Foi o que aconteceu com a história do homem que ficou com um peixe preso no intestino. A forma como o animal chegou até lá foi motivo de gozação e muitos comentários, sem qualquer preocupação em saber quem foi. E, de certa forma, pode até ser considerado ''natural'' que essa história tenha virado piada; historicamente, o humor sempre se pautou pelo diferente, pelo ridículo e pelo grotesco.
O problema é quando os comentários deixam de ser engraçados para se tornar ofensivos. E a ofensa não precisa necessariamente de um nome e sobrenome para ocorrer. No caso da piramboia, bastou um vídeo, primeiro compartilhado internamente e posteriormente divulgado no YouTube. O vídeo é claramente uma violência contra o paciente, que, mesmo não identificado, teve seu direito à privacidade dentro do hospital desrespeitado.
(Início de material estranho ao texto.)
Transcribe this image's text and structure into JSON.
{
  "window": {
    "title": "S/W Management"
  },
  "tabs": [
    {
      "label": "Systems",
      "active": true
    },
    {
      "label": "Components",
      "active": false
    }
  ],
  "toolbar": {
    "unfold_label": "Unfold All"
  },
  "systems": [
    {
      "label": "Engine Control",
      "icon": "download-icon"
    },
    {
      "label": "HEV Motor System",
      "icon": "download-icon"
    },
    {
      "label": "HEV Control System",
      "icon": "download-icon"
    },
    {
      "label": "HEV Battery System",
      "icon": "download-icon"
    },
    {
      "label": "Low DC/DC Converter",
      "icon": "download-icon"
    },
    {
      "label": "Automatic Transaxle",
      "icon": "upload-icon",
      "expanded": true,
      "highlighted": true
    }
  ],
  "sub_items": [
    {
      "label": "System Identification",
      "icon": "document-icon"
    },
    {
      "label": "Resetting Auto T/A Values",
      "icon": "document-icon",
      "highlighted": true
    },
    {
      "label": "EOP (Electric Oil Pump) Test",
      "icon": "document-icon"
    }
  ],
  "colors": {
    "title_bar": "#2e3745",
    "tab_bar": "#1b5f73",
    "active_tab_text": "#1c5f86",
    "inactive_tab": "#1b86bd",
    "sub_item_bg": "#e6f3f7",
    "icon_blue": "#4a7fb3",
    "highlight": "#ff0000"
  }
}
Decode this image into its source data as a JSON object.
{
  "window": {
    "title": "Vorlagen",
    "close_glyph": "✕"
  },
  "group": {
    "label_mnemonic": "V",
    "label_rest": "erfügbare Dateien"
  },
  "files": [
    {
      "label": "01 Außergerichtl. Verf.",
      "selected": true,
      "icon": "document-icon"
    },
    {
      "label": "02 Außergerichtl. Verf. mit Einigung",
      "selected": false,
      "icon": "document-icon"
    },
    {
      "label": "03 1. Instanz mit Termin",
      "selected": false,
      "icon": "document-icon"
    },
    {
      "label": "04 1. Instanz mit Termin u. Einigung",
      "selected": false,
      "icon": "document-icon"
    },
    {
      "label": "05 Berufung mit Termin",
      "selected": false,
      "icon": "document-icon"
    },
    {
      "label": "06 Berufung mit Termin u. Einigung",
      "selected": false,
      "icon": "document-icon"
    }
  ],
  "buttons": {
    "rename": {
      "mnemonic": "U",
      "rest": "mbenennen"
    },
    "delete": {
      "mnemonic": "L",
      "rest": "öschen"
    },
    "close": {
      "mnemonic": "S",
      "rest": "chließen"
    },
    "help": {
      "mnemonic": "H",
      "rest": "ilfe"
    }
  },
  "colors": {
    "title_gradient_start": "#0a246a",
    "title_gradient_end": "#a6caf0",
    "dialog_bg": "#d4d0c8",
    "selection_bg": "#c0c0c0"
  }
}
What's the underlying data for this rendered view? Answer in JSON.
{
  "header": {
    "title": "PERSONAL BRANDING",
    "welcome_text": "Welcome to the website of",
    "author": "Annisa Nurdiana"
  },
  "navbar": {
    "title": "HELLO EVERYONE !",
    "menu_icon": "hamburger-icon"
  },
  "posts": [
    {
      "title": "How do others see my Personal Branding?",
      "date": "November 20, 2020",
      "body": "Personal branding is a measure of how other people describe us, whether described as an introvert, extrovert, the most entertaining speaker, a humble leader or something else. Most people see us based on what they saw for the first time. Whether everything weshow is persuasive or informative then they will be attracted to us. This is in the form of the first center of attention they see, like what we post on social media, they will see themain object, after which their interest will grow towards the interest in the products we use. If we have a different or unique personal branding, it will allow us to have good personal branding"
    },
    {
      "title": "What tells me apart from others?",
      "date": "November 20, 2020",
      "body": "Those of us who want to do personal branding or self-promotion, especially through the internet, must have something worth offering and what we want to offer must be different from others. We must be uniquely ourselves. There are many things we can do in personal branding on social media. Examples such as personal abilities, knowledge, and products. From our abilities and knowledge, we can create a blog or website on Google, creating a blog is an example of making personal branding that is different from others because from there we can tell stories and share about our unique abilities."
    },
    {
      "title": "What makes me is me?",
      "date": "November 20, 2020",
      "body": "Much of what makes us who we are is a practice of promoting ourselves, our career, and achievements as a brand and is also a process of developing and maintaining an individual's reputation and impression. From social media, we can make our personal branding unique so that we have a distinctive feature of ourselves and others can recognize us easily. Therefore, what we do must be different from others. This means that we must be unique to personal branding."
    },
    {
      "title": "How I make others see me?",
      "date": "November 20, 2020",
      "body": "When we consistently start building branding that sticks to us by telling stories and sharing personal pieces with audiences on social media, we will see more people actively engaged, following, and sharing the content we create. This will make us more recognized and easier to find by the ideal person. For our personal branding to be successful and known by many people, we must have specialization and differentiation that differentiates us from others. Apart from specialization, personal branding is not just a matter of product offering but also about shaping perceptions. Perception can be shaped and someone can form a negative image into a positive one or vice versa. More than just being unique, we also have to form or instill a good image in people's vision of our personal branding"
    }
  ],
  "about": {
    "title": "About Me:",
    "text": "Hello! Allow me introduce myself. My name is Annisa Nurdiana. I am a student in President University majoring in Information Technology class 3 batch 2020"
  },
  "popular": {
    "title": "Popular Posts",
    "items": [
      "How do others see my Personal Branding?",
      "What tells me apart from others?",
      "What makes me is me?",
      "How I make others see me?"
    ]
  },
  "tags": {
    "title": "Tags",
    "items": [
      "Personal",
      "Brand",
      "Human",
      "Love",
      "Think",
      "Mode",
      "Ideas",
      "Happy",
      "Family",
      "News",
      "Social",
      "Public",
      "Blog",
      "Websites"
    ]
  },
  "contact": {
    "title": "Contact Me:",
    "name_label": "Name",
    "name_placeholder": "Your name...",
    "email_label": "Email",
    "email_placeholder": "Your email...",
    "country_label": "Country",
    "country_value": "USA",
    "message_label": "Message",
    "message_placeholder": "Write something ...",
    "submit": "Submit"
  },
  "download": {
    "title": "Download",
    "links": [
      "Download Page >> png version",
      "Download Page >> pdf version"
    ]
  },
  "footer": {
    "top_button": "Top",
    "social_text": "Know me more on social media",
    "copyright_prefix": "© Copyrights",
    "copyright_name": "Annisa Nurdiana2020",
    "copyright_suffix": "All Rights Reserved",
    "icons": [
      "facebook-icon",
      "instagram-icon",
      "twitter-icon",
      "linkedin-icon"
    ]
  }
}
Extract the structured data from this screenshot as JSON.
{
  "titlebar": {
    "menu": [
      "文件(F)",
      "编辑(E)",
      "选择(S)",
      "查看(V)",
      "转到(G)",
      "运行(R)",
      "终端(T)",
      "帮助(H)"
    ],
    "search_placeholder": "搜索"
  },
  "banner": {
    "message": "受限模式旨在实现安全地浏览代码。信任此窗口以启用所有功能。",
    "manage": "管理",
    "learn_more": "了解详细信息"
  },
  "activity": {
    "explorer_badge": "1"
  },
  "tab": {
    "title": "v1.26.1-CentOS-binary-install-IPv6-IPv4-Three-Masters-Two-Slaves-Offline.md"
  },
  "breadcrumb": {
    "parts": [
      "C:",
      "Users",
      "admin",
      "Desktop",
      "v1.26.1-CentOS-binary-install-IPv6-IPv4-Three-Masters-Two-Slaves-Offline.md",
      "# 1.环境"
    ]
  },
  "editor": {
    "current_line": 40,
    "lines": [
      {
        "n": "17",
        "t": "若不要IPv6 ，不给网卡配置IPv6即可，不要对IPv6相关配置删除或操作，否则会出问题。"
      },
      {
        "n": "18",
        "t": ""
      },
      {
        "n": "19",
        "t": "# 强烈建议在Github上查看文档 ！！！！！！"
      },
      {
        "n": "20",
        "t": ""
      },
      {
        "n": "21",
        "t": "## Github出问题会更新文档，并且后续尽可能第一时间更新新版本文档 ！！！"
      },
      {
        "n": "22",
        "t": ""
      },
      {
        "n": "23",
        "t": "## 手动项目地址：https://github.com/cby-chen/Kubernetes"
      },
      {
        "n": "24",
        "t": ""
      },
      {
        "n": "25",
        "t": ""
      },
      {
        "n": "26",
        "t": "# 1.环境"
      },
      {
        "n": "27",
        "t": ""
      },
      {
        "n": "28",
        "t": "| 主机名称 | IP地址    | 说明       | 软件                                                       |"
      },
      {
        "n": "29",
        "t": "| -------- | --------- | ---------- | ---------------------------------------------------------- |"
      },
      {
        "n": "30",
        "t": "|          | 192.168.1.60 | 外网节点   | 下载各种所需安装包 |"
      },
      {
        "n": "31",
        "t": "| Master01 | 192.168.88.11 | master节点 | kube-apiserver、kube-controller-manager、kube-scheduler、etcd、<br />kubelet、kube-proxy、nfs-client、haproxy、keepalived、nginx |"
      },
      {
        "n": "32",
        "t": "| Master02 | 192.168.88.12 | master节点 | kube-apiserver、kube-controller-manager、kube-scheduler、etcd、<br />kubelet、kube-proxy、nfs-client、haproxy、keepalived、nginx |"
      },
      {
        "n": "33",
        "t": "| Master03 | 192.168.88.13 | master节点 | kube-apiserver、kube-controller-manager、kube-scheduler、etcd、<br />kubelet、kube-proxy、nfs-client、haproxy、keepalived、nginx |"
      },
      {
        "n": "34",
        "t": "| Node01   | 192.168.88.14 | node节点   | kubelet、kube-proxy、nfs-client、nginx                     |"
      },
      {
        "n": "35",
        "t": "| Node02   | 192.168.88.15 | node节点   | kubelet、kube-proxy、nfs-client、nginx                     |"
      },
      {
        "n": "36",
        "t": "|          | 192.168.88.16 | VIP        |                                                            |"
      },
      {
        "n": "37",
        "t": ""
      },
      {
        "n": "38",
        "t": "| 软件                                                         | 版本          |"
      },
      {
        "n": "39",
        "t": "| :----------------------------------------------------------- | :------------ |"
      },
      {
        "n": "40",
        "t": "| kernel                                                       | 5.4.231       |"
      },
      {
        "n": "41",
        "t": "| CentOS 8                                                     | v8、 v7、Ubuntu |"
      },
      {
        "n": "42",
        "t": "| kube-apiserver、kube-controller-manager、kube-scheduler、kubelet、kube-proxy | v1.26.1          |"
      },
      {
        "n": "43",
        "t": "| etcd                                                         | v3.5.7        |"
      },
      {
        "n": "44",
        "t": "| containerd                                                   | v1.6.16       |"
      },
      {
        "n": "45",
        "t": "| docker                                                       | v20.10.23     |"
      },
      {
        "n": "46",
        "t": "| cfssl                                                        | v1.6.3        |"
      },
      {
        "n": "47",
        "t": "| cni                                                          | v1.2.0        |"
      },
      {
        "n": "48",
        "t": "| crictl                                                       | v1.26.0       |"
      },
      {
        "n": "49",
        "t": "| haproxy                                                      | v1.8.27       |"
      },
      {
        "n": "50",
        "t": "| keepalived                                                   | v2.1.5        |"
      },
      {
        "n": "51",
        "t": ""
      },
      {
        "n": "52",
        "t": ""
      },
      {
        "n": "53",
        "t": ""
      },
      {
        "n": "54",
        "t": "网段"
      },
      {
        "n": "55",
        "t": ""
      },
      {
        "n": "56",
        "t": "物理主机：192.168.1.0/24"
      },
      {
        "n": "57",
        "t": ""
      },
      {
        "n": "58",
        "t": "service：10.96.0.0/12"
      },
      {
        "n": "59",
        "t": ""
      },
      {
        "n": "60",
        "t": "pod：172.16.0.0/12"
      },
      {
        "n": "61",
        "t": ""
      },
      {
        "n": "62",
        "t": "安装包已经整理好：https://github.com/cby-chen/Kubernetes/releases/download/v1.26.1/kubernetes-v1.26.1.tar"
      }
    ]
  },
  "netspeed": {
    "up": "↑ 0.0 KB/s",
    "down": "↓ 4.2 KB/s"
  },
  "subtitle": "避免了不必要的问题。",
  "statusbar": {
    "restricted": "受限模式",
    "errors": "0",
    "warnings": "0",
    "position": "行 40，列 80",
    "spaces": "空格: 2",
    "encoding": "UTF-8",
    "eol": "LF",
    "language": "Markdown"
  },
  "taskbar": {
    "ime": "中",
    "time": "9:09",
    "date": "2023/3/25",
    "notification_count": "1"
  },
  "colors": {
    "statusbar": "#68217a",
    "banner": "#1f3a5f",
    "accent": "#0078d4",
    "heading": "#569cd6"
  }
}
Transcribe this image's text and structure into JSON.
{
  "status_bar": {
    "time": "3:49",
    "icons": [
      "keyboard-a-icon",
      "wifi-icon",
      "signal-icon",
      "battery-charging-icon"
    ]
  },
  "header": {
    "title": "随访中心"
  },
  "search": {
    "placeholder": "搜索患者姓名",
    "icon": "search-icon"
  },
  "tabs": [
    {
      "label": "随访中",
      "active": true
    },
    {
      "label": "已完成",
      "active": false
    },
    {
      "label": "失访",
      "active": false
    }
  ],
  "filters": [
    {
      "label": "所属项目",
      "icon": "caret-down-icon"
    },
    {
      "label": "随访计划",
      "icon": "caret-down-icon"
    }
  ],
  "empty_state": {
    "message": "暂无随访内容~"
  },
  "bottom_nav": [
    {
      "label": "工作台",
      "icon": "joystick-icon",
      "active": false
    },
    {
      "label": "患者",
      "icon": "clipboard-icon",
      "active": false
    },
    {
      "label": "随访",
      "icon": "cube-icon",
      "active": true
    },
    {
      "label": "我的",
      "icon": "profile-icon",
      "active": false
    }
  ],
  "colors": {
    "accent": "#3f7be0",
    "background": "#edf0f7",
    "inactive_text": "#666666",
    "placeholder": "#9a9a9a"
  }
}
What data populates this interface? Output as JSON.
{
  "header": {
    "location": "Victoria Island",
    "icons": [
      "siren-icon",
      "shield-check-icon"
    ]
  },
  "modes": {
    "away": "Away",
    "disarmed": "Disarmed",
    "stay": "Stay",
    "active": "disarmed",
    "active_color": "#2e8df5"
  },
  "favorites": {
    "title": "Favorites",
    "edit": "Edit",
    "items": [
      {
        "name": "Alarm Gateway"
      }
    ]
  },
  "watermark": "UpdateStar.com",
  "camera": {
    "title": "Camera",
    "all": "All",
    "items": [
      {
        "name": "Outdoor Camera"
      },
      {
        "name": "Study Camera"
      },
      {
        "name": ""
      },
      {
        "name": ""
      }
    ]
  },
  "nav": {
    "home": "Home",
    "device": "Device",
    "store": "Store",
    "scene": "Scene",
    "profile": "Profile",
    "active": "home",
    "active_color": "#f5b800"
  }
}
As imagens mostram ainda várias pessoas (enfermeiros?, auxiliares?, internos?, parentes?) dentro da sala de cirurgia, assistindo a tudo, e ainda registrando com seus celulares, o que causa uma péssima impressão sobre o profissionalismo dos que trabalham lá dentro. E isso em um hospital que já teve a imagem abalada por pelo menos outros dois casos emblemáticos - o dos comentários racistas no Orkut e o dos fogos de artifício dos formandos estourados no Hospital Universitário.
Pela terceira vez, então, o HU tem sua história manchada por um triste episódio, que prejudica principalmente quem diariamente luta para fazer um bom trabalho lá dentro. O caso é um alerta também para a falta de limites de quem compartilha conteúdos pela internet. Mas, principalmente, evidencia a falta de respeito e de ética com que alguns profissionais tratam os cidadãos que buscam atendimento à saúde.